Drinking just one energy drink may decrease the vascular function of a person’s heart, according to the findings of new research, which adds to the growing evidence that suggests side effects of energy drinks can lead to major health consequences.
The preliminary findings of a new study will be presented by researchers from McGovern Medical School at UTHealth in Houston at the American Heart Association’s Scientific Sessions 2018 in Chicago next week, according to a press release issued by the association.
The research involved a group of 44 healthy, non-smoking medical students in their 20s. Study authors tested the endothelial, or blood vessel, function of each student before drinking a 24 ounce energy drink. The students endothelial function was tested again 90 minutes after consuming the energy drink.
According to the data, blood vessel function was affected after having only one energy drink. The students had an average of 5.1% blood vessel dilation before consuming an energy drink. After consuming the drink, blood vessel dilation dropped to 2.8%, suggesting the one drink had an “acute impairment” on blood vessel function.
Researchers believe the negative effect may be linked to the energy drinks’ ingredients, which includes caffeine, taurine, sugar, and other herbals. They speculate these ingredients may affect the endothelium of the vessels.
Numerous studies have linked popular energy drinks, such as Red Bull, Monster, Rockstar and others, to increased risk of heart problems, including abnormal heart rhythms and prolonged elevated blood pressure.
Other studies have found that energy drinks may cause a person to experience more forceful heart contractions, putting them at risk for heart attack and other cardiac problems.

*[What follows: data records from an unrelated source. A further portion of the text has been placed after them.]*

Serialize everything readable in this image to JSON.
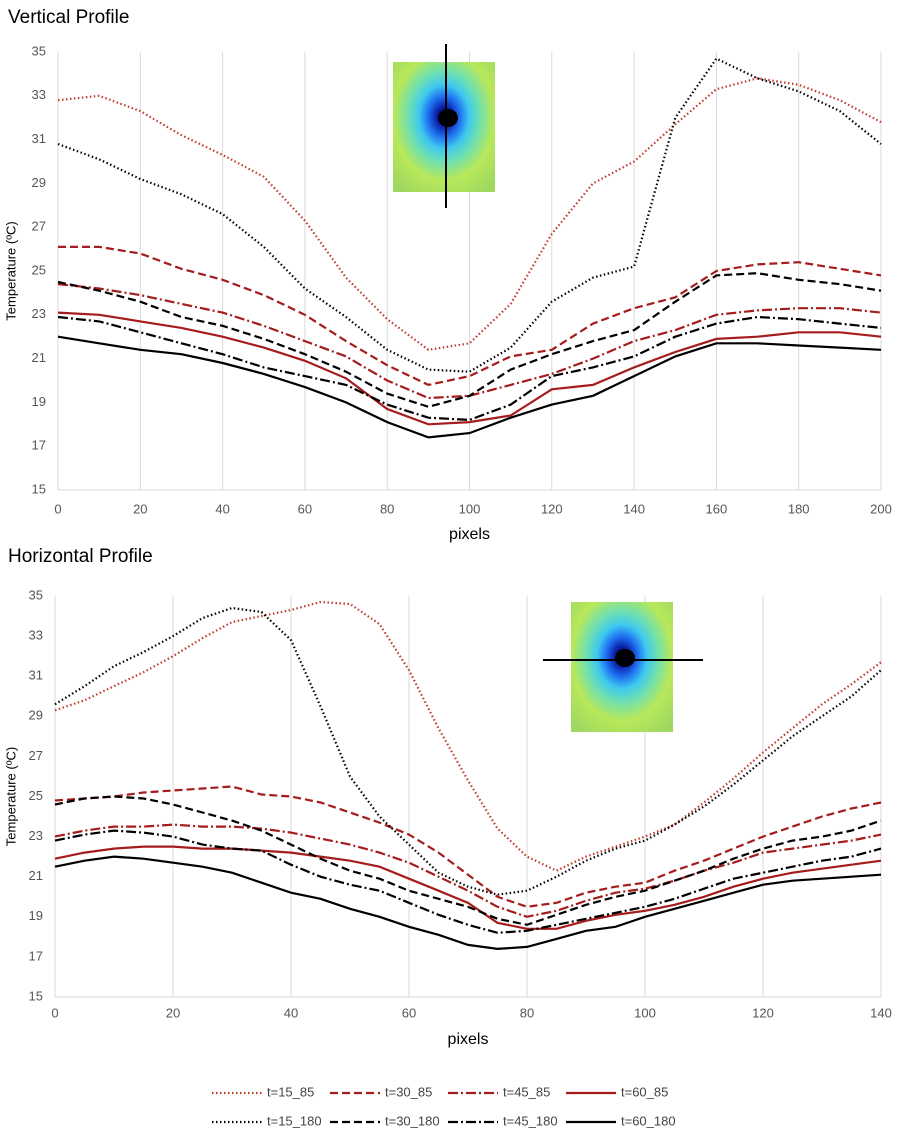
{
  "chart_data": [
    {
      "type": "line",
      "title": "Vertical Profile",
      "x_label": "pixels",
      "y_label": "Temperature (ºC)",
      "x": [
        0,
        10,
        20,
        30,
        40,
        50,
        60,
        70,
        80,
        90,
        100,
        110,
        120,
        130,
        140,
        150,
        160,
        170,
        180,
        190,
        200
      ],
      "xlim": [
        0,
        200
      ],
      "xticks": [
        0,
        20,
        40,
        60,
        80,
        100,
        120,
        140,
        160,
        180,
        200
      ],
      "ylim": [
        15,
        35
      ],
      "yticks": [
        15,
        17,
        19,
        21,
        23,
        25,
        27,
        29,
        31,
        33,
        35
      ],
      "grid": "x",
      "series": [
        {
          "name": "t=15_85",
          "color": "#c0392b",
          "dash": "dotted",
          "values": [
            32.8,
            33.0,
            32.3,
            31.2,
            30.3,
            29.3,
            27.3,
            24.7,
            22.8,
            21.4,
            21.7,
            23.5,
            26.7,
            29.0,
            30.0,
            31.7,
            33.3,
            33.8,
            33.5,
            32.8,
            31.8
          ]
        },
        {
          "name": "t=30_85",
          "color": "#a51c1c",
          "dash": "dashed",
          "values": [
            26.1,
            26.1,
            25.8,
            25.1,
            24.6,
            23.9,
            23.0,
            21.8,
            20.7,
            19.8,
            20.2,
            21.1,
            21.4,
            22.6,
            23.3,
            23.8,
            25.0,
            25.3,
            25.4,
            25.1,
            24.8
          ]
        },
        {
          "name": "t=45_85",
          "color": "#a51c1c",
          "dash": "dashdot",
          "values": [
            24.4,
            24.2,
            23.9,
            23.5,
            23.1,
            22.5,
            21.8,
            21.1,
            20.0,
            19.2,
            19.3,
            19.8,
            20.3,
            21.0,
            21.8,
            22.3,
            23.0,
            23.2,
            23.3,
            23.3,
            23.1
          ]
        },
        {
          "name": "t=60_85",
          "color": "#a51c1c",
          "dash": "solid",
          "values": [
            23.1,
            23.0,
            22.7,
            22.4,
            22.0,
            21.5,
            20.9,
            20.1,
            18.7,
            18.0,
            18.1,
            18.4,
            19.6,
            19.8,
            20.6,
            21.3,
            21.9,
            22.0,
            22.2,
            22.2,
            22.0
          ]
        },
        {
          "name": "t=15_180",
          "color": "#000000",
          "dash": "dotted",
          "values": [
            30.8,
            30.1,
            29.2,
            28.5,
            27.6,
            26.1,
            24.2,
            22.9,
            21.4,
            20.5,
            20.4,
            21.5,
            23.6,
            24.7,
            25.2,
            32.0,
            34.7,
            33.8,
            33.2,
            32.3,
            30.8
          ]
        },
        {
          "name": "t=30_180",
          "color": "#000000",
          "dash": "dashed",
          "values": [
            24.5,
            24.1,
            23.6,
            22.9,
            22.5,
            21.9,
            21.2,
            20.4,
            19.4,
            18.8,
            19.3,
            20.5,
            21.2,
            21.8,
            22.3,
            23.6,
            24.8,
            24.9,
            24.6,
            24.4,
            24.1
          ]
        },
        {
          "name": "t=45_180",
          "color": "#000000",
          "dash": "dashdot",
          "values": [
            22.9,
            22.7,
            22.2,
            21.7,
            21.2,
            20.6,
            20.2,
            19.8,
            18.9,
            18.3,
            18.2,
            18.9,
            20.2,
            20.6,
            21.1,
            22.0,
            22.6,
            22.9,
            22.8,
            22.6,
            22.4
          ]
        },
        {
          "name": "t=60_180",
          "color": "#000000",
          "dash": "solid",
          "values": [
            22.0,
            21.7,
            21.4,
            21.2,
            20.8,
            20.3,
            19.7,
            19.0,
            18.1,
            17.4,
            17.6,
            18.3,
            18.9,
            19.3,
            20.2,
            21.1,
            21.7,
            21.7,
            21.6,
            21.5,
            21.4
          ]
        }
      ]
    },
    {
      "type": "line",
      "title": "Horizontal Profile",
      "x_label": "pixels",
      "y_label": "Temperature (ºC)",
      "x": [
        0,
        5,
        10,
        15,
        20,
        25,
        30,
        35,
        40,
        45,
        50,
        55,
        60,
        65,
        70,
        75,
        80,
        85,
        90,
        95,
        100,
        105,
        110,
        115,
        120,
        125,
        130,
        135,
        140
      ],
      "xlim": [
        0,
        140
      ],
      "xticks": [
        0,
        20,
        40,
        60,
        80,
        100,
        120,
        140
      ],
      "ylim": [
        15,
        35
      ],
      "yticks": [
        15,
        17,
        19,
        21,
        23,
        25,
        27,
        29,
        31,
        33,
        35
      ],
      "grid": "x",
      "series": [
        {
          "color": "#c0392b",
          "dash": "dotted",
          "values": [
            29.3,
            29.8,
            30.5,
            31.2,
            32.0,
            32.9,
            33.7,
            34.0,
            34.3,
            34.7,
            34.6,
            33.6,
            31.3,
            28.4,
            25.8,
            23.4,
            22.0,
            21.3,
            22.0,
            22.5,
            23.0,
            23.6,
            24.7,
            25.9,
            27.2,
            28.4,
            29.6,
            30.6,
            31.7
          ]
        },
        {
          "color": "#a51c1c",
          "dash": "dashed",
          "values": [
            24.8,
            24.9,
            25.0,
            25.2,
            25.3,
            25.4,
            25.5,
            25.1,
            25.0,
            24.7,
            24.2,
            23.7,
            23.1,
            22.2,
            21.1,
            20.0,
            19.5,
            19.7,
            20.2,
            20.5,
            20.7,
            21.3,
            21.8,
            22.4,
            23.0,
            23.5,
            24.0,
            24.4,
            24.7
          ]
        },
        {
          "color": "#a51c1c",
          "dash": "dashdot",
          "values": [
            23.0,
            23.3,
            23.5,
            23.5,
            23.6,
            23.5,
            23.5,
            23.4,
            23.2,
            22.9,
            22.6,
            22.2,
            21.7,
            21.0,
            20.3,
            19.5,
            19.0,
            19.3,
            19.8,
            20.2,
            20.4,
            20.8,
            21.3,
            21.7,
            22.2,
            22.4,
            22.6,
            22.8,
            23.1
          ]
        },
        {
          "color": "#a51c1c",
          "dash": "solid",
          "values": [
            21.9,
            22.2,
            22.4,
            22.5,
            22.5,
            22.4,
            22.4,
            22.3,
            22.2,
            22.0,
            21.8,
            21.5,
            20.9,
            20.3,
            19.7,
            18.7,
            18.4,
            18.4,
            18.8,
            19.1,
            19.3,
            19.6,
            20.0,
            20.5,
            20.9,
            21.2,
            21.4,
            21.6,
            21.8
          ]
        },
        {
          "color": "#000000",
          "dash": "dotted",
          "values": [
            29.6,
            30.5,
            31.5,
            32.2,
            33.0,
            33.9,
            34.4,
            34.2,
            32.8,
            29.5,
            26.0,
            24.0,
            22.6,
            21.2,
            20.5,
            20.1,
            20.3,
            21.0,
            21.8,
            22.4,
            22.8,
            23.6,
            24.5,
            25.6,
            26.8,
            28.0,
            29.0,
            30.0,
            31.3
          ]
        },
        {
          "color": "#000000",
          "dash": "dashed",
          "values": [
            24.6,
            24.9,
            25.0,
            24.9,
            24.6,
            24.2,
            23.8,
            23.3,
            22.6,
            21.9,
            21.3,
            20.9,
            20.3,
            19.9,
            19.5,
            18.9,
            18.6,
            19.1,
            19.6,
            20.0,
            20.3,
            20.8,
            21.3,
            21.9,
            22.4,
            22.8,
            23.0,
            23.3,
            23.8
          ]
        },
        {
          "color": "#000000",
          "dash": "dashdot",
          "values": [
            22.8,
            23.1,
            23.3,
            23.2,
            23.0,
            22.6,
            22.4,
            22.3,
            21.6,
            21.0,
            20.6,
            20.3,
            19.7,
            19.1,
            18.6,
            18.2,
            18.3,
            18.6,
            18.9,
            19.2,
            19.5,
            19.9,
            20.4,
            20.9,
            21.2,
            21.5,
            21.8,
            22.0,
            22.4
          ]
        },
        {
          "color": "#000000",
          "dash": "solid",
          "values": [
            21.5,
            21.8,
            22.0,
            21.9,
            21.7,
            21.5,
            21.2,
            20.7,
            20.2,
            19.9,
            19.4,
            19.0,
            18.5,
            18.1,
            17.6,
            17.4,
            17.5,
            17.9,
            18.3,
            18.5,
            19.0,
            19.4,
            19.8,
            20.2,
            20.6,
            20.8,
            20.9,
            21.0,
            21.1
          ]
        }
      ]
    }
  ]
}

Researchers have also linked the drinks to problems associated with the nerves and stomach. One study indicated heart problems can occur by drinking only two cans per day, while another study indicated it only took one 16-ounce can before users saw a spike in blood pressure.

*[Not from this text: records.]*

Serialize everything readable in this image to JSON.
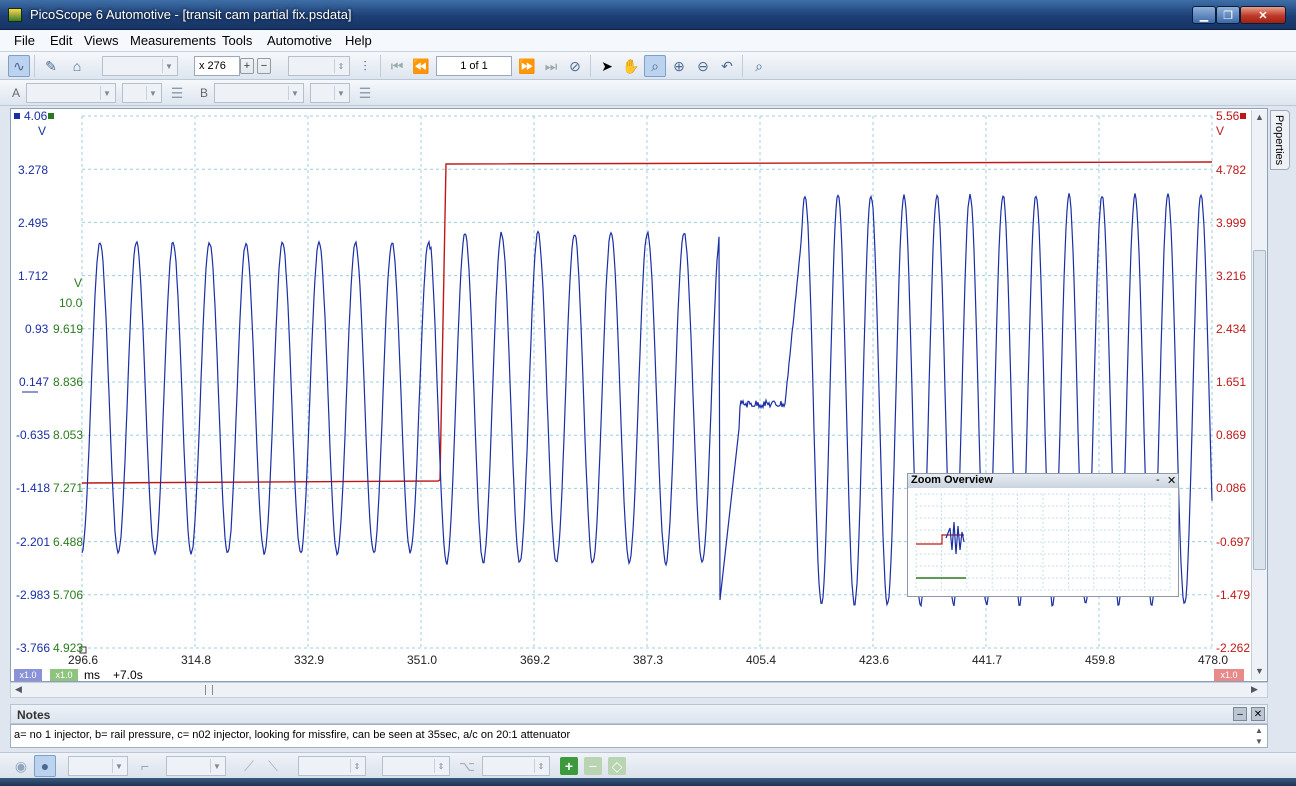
{
  "window": {
    "title": "PicoScope 6 Automotive - [transit cam partial fix.psdata]",
    "minimize_icon": "minimize-icon",
    "maximize_icon": "restore-icon",
    "close_label": "✕"
  },
  "menu": [
    "File",
    "Edit",
    "Views",
    "Measurements",
    "Tools",
    "Automotive",
    "Help"
  ],
  "toolbar": {
    "zoom_value": "x 276",
    "buffer_page": "1 of 1",
    "channel_a_label": "A",
    "channel_b_label": "B"
  },
  "scope": {
    "left_axis_top": "4.06",
    "left_axis_unit": "V",
    "right_axis_top": "5.56",
    "right_axis_unit": "V",
    "green_axis_unit": "V",
    "blue_ticks": [
      "3.278",
      "2.495",
      "1.712",
      "0.93",
      "0.147",
      "-0.635",
      "-1.418",
      "-2.201",
      "-2.983",
      "-3.766"
    ],
    "green_ticks": [
      "10.0",
      "9.619",
      "8.836",
      "8.053",
      "7.271",
      "6.488",
      "5.706",
      "4.923"
    ],
    "red_ticks": [
      "4.782",
      "3.999",
      "3.216",
      "2.434",
      "1.651",
      "0.869",
      "0.086",
      "-0.697",
      "-1.479",
      "-2.262"
    ],
    "x_ticks": [
      "296.6",
      "314.8",
      "332.9",
      "351.0",
      "369.2",
      "387.3",
      "405.4",
      "423.6",
      "441.7",
      "459.8",
      "478.0"
    ],
    "x_unit": "ms",
    "x_offset": "+7.0s",
    "chip_a": "x1.0",
    "chip_b": "x1.0",
    "chip_c": "x1.0",
    "colors": {
      "channel_a": "#1a2ea5",
      "channel_b": "#2a7a1f",
      "channel_c": "#c01818",
      "grid": "#9ccfe0"
    }
  },
  "zoom_overview": {
    "title": "Zoom Overview"
  },
  "properties_tab": "Properties",
  "notes": {
    "title": "Notes",
    "text": "a= no 1 injector, b= rail pressure, c= n02 injector, looking for missfire, can be seen at 35sec, a/c on 20:1 attenuator"
  }
}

Officials in the U.K. are considering banning energy drinks for teens, citing the high caffeine amounts as detrimental to adolescent health.
“As energy drinks are becoming more and more popular, it is important to study the effects of these drinks on those who frequently drink them and better determine what, if any, is a safe consumption pattern,” authors noted.
The findings of the study are considered preliminary until they are published in a peer-reviewed journal.